Littérarité n° 11

 

 

 

Préambule

Le texte polémique de Brice Tabeling que Transitions publie ci-dessous se soutient de sa propre évidence. En le lisant, en se reportant aux textes cités s'il le désire, le lecteur se fera lui-même son opinion.

Transitions

Brice Tabeling co-dirige le mouvement Transitions depuis 2016.

 

 



Via Twitter, fatalement... (Post-scriptum à « l'Éthique du métadiscours »)

 

Brice Tabeling

28/07/2019
                                        

   

 

 Le 8 juillet, Transitions a été informé que Marc Hersant, dont nous venions de publier un article intitulé « Chénier, Eschyle, Ronsard : les Classiques en procès », avait reçu en copie un email adressé à la députée Céline Calvez de la part d’une électrice de sa circonscription, Mme B., lui demandant « d’informer la Secrétaire d'État, Mme Marlène Schiappa, et la Ministre de l'éducation supérieure [sic], Mme Frédérique Vidal » que « le professeur universitaire [sic] M. Marc Hersant véhicule un concept de “consentement” qui n'est pas valable en 2019 et qui va à l'encontre de l'égalité hommes-femmes ». L’article de Marc Hersant prenait place dans le long débat qui anime, depuis deux ans à Transitions, une réflexion sur la représentation des violences sexuelles dans les textes littéraires, et plus particulièrement dans un poème de Chénier, « L’Oaristys ». L’email de Mme B., quant à lui, faisait plus directement suite à une série de tweets dénonçant violemment le texte de Marc Hersant postés entre le samedi 6 et le dimanche 7 juillet par trois actrices importantes de ce débat, Lola Sinoimeri, Jeanne Ravaute et Anne Grand d’Esnon, toutes trois signataires d’une lettre publique à l’origine de la discussion et co-auteures d’un article intitulé « Voir le viol » faisant une lecture « féministe » du texte de Chénier.

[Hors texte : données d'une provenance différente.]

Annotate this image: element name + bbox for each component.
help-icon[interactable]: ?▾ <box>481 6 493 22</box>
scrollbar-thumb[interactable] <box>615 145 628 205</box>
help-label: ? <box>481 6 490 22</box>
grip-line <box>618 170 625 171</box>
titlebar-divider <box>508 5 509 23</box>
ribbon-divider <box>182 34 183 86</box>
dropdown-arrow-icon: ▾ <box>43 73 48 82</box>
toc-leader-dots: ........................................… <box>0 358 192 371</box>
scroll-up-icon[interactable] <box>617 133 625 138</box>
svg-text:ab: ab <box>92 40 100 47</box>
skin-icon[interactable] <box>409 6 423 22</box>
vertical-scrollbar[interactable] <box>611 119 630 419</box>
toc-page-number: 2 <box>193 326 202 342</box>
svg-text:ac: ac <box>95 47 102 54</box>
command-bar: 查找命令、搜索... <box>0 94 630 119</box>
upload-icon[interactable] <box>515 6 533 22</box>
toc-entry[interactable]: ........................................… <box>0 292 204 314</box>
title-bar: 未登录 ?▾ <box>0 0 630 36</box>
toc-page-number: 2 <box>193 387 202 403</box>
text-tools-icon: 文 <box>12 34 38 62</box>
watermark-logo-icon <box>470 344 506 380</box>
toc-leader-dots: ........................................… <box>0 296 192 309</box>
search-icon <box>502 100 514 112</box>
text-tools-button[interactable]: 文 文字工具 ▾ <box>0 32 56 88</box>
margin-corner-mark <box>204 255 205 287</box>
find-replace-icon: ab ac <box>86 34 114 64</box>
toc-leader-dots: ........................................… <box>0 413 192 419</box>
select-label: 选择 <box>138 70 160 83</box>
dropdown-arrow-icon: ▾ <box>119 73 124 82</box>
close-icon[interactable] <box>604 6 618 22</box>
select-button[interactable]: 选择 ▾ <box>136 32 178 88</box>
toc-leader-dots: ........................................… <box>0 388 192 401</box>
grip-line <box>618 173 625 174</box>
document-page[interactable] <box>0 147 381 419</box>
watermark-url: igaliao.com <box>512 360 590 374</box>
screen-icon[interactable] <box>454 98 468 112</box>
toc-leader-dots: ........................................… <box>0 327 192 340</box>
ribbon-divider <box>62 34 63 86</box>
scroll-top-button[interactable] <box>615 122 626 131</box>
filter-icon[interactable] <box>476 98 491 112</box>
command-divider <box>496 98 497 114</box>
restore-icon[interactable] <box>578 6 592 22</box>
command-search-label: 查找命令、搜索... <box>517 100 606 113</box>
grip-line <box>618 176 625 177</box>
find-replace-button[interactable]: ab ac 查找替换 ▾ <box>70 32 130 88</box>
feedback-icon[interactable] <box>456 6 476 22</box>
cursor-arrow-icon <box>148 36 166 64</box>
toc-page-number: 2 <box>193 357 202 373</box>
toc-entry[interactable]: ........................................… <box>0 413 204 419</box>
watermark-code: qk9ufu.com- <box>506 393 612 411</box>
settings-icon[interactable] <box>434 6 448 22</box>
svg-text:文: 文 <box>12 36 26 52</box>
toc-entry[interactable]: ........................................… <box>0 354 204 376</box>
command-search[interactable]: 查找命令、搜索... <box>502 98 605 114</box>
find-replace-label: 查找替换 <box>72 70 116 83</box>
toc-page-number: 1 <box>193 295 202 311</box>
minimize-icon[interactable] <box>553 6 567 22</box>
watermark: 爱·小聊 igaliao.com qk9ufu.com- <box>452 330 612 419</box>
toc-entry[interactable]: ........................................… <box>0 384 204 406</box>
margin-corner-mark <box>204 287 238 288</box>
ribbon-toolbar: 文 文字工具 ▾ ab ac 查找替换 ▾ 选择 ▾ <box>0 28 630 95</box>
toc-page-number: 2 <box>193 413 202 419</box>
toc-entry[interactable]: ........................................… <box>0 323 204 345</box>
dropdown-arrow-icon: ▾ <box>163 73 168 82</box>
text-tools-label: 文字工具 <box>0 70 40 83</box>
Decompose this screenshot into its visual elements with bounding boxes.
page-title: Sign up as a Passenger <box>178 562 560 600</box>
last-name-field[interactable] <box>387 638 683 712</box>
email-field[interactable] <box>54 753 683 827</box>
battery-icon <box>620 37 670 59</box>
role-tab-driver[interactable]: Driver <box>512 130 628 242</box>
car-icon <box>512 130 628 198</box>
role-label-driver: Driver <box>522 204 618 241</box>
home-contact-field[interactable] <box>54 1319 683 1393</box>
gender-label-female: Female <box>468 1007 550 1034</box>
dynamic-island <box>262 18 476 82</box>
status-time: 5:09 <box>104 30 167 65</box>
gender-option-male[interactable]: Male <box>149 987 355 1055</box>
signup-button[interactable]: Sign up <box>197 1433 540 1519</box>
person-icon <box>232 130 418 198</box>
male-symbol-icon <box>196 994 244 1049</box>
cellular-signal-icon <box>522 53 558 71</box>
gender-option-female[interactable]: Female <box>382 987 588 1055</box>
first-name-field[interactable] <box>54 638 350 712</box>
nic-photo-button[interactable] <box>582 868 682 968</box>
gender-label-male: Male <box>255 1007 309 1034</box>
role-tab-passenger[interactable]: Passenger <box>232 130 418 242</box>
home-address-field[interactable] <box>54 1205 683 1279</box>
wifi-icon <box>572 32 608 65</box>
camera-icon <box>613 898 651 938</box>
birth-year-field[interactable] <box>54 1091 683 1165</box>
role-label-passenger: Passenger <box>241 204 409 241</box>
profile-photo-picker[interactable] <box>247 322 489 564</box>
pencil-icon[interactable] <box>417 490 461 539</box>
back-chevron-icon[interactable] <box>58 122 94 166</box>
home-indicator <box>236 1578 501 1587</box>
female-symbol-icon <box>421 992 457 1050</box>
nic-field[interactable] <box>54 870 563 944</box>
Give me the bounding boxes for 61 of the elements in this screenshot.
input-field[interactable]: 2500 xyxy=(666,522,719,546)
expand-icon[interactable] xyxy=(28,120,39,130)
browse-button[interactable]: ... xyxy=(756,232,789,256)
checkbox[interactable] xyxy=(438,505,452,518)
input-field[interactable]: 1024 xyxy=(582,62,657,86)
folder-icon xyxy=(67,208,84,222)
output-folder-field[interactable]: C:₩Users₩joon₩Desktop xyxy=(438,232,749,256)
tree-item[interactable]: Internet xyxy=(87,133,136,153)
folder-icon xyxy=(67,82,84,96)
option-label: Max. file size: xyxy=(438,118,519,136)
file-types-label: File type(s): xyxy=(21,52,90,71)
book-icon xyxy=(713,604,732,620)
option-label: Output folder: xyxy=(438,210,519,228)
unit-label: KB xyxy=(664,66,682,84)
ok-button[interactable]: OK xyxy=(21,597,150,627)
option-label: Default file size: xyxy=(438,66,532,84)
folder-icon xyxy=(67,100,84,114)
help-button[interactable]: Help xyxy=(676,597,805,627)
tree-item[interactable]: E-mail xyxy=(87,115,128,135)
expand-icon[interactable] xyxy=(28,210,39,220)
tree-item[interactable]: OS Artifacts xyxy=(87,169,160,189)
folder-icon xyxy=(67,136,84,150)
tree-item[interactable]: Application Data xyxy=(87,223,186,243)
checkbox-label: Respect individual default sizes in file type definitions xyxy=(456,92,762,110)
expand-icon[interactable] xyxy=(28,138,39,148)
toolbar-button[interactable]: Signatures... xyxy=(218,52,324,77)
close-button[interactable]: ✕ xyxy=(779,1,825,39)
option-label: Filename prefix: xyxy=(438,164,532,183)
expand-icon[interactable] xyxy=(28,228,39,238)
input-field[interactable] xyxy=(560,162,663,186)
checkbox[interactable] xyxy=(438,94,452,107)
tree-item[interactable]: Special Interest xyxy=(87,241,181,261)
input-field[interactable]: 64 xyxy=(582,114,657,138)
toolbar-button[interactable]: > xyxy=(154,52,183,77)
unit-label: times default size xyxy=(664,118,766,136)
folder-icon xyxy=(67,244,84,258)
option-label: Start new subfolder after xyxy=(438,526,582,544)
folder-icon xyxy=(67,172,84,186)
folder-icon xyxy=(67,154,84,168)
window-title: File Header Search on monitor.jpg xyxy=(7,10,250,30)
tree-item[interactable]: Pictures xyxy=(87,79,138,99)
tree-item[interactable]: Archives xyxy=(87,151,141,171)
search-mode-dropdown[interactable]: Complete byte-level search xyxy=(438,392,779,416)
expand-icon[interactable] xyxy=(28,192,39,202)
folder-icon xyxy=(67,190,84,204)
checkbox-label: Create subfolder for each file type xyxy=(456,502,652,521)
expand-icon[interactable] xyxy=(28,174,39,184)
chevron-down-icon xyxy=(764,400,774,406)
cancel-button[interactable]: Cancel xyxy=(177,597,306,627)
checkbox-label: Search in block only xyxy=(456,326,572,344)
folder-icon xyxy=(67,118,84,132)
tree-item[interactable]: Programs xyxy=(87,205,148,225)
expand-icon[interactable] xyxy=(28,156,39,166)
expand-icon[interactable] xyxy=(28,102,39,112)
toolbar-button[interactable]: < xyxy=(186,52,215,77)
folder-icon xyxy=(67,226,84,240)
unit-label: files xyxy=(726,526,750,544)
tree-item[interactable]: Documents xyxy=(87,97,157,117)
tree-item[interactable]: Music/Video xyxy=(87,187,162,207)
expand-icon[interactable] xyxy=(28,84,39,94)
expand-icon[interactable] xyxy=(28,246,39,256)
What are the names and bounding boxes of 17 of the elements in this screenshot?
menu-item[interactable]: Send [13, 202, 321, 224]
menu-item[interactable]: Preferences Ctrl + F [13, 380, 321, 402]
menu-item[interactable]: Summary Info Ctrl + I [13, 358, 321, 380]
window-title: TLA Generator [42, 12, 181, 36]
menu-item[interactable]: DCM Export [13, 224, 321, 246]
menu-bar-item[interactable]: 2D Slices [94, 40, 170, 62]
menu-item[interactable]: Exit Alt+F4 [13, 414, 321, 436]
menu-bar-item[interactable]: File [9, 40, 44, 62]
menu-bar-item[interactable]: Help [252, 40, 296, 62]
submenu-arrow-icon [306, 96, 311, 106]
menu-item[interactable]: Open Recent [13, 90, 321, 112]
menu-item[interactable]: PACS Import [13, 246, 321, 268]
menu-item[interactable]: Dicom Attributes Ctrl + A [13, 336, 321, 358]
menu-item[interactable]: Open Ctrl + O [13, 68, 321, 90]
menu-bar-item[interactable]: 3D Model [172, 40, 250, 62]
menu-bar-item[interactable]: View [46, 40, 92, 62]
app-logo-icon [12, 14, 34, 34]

À la lecture du message de Mme B., on se prend d’abord à rêver des possibilités ouvertes par une telle initiative : « Monsieur le député, je vous prie d’informer M. le ministre de l’intérieur, M. Christophe Castaner, que le philosophe italien, M. Giorgio Agamben, véhicule un concept de « sacré » qui n’est pas valable en 2019 et qui va à l’encontre de la séparation de l’Église et de l’État », « Madame la maire, je vous prie d’informer M. le ministre de l’Agriculture que M. Michel Foucault a véhiculé un concept de « pastoral » qui n’est plus valable en 2019 et qui va à l’encontre des droits des éleveurs de moutons » ; « Madame la députée, je vous prie d’informer n’importe quel ministre que vous trouverez à portée de main que le philosophe Alain Badiou véhicule un concept d’universel auquel on ne comprend rien mais dont je soupçonne que l’usage n’est pas constitutionnel », « Madame La Colonelle, je vous prie d’informer son éminence le Patriarche de Constantinople que mon voisin utilise des mots de 2018, et parfois de 2017 (et que ses enfants se servent à l’occasion de mots de 2021) », « Monsieur l’agent de police, je vous prie d’informer les ministres, l’Élysée, le Parlement, l’Académie, la cour, le Pape s’il le faut, que, partout, des philosophes, des écrivains, des artistes, des étrangers, des hommes et des femmes font un usage des mots saugrenu et anachronique qui va à l’encontre du monde tel qu’il est ou devrait être ».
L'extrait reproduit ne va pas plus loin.